Microstructure and superplasticity of Al-Cu alloy melt spun ribbons

Abstract

Microstructural change and superplasticity of Al-Cu alloy melt spun ribbons were examined. Al-10mass%Cu ribbons had small α grains containing fine dispersed θ (Al2Cu) precipitates and the precipitates were effective in suppressing the grain growth during deformation at high temperatures. Al-33mass%Cu ribbons formed fine lamellar structure with small colonies as melt spun and fine equiaxed dual structure composed of α and θ phases was obtained during heating before tensile test. Tensile tests were performed at initial strain rates in the range of 1.7 × 10-4 to 1.7 × 10-1 s-1 and at various temperatures between 300 and 793 K. Superplasticity in both alloys occurred depending on the microstructure, temperature and strain rate.
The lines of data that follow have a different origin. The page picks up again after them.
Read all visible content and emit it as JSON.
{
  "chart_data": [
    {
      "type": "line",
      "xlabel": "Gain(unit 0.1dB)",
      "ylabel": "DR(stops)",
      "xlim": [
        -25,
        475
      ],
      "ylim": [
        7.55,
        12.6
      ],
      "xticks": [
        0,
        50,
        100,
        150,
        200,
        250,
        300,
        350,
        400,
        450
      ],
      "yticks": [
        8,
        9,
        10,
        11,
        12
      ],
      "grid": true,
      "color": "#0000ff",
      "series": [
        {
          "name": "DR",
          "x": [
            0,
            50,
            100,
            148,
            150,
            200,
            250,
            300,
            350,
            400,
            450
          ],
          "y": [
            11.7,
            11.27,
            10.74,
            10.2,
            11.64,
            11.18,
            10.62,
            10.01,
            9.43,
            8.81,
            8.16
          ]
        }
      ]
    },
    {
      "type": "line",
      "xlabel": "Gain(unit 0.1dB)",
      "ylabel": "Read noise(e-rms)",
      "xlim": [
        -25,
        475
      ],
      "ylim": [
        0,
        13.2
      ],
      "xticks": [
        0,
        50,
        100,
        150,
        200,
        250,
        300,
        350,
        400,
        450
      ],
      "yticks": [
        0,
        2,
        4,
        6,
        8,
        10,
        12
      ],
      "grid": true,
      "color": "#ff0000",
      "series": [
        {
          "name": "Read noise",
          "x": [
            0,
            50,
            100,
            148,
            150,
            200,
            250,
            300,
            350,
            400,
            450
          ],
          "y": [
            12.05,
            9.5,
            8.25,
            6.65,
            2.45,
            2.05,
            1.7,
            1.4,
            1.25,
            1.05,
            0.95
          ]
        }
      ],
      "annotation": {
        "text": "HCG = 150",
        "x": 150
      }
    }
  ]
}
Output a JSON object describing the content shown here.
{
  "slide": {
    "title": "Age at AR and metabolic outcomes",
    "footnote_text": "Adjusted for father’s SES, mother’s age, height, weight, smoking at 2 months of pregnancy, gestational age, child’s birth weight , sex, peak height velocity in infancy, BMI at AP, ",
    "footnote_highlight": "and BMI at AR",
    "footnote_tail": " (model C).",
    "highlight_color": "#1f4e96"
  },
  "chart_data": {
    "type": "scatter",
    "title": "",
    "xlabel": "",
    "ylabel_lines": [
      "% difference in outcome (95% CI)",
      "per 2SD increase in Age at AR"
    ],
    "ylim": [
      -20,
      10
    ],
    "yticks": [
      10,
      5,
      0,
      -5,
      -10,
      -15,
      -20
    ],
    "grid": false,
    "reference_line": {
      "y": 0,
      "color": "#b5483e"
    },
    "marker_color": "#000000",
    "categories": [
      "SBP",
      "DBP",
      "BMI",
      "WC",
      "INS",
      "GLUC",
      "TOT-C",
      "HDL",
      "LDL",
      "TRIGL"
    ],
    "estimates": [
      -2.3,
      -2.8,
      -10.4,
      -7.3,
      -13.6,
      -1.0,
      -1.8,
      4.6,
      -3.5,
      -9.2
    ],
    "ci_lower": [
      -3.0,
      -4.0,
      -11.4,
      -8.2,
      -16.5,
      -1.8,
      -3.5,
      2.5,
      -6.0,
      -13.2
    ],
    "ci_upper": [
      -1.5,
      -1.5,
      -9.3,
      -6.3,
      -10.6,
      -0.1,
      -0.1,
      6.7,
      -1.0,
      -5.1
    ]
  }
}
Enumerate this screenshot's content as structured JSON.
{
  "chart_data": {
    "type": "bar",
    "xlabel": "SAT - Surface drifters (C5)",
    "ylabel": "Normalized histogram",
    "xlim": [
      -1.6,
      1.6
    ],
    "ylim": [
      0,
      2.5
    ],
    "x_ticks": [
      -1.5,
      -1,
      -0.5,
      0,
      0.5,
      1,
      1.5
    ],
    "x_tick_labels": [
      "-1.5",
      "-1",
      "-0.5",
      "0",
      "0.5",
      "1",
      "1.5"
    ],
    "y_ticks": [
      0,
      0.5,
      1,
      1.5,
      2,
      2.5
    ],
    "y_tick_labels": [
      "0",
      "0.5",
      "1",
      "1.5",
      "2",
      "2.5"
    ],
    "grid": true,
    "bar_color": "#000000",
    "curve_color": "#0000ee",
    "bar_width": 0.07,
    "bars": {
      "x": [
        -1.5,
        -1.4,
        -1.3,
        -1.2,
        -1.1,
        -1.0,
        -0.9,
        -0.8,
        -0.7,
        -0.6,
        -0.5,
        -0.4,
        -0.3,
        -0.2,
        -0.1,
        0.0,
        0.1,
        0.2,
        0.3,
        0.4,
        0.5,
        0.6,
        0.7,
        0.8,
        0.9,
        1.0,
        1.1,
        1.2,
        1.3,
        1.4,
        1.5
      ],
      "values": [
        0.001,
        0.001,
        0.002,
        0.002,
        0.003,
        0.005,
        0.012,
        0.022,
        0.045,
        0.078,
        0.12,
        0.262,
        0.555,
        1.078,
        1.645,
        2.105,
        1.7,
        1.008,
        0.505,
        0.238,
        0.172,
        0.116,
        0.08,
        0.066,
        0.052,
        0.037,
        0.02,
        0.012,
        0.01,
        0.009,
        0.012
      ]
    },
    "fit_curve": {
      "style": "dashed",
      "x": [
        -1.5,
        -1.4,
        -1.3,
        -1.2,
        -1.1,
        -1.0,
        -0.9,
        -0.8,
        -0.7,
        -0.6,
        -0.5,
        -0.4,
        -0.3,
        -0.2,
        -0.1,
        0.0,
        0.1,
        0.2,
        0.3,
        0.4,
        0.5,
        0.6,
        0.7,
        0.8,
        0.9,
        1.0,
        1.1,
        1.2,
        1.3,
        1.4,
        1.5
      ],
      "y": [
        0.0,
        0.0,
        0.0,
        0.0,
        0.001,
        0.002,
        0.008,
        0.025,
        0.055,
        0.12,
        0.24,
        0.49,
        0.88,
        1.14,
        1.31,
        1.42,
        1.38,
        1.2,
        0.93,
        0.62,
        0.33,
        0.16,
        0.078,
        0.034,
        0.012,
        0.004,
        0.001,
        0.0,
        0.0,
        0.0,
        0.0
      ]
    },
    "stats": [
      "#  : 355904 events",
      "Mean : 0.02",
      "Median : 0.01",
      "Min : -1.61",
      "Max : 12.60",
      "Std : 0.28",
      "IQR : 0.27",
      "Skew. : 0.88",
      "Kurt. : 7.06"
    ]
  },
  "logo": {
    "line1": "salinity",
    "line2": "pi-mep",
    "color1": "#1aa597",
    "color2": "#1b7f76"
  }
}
The peak in elongation-strain rate curves of Al-10mass%Cu ribbons appeared around a strain rate of 4 × 10-4 s-1 at 723 K, while the peak for Al-33mass%Cu ribbons was shifted to higher strain rate around 3 × 10-2 s-1 at 773 K. No significant change in equiaxed grains was observed during superplastic deformation of Al-33mass%Cu ribbons and the superplastic flow was mainly provided by the α/θ interfacial sliding accompanied by an accommodation process by diffusion of a large amount of vacancies and solute atoms. In Al-10mass%Cu ribbons, plastic flow was provided not only by grain boundary sliding but also by the motion and multiplication of dislocations in grains.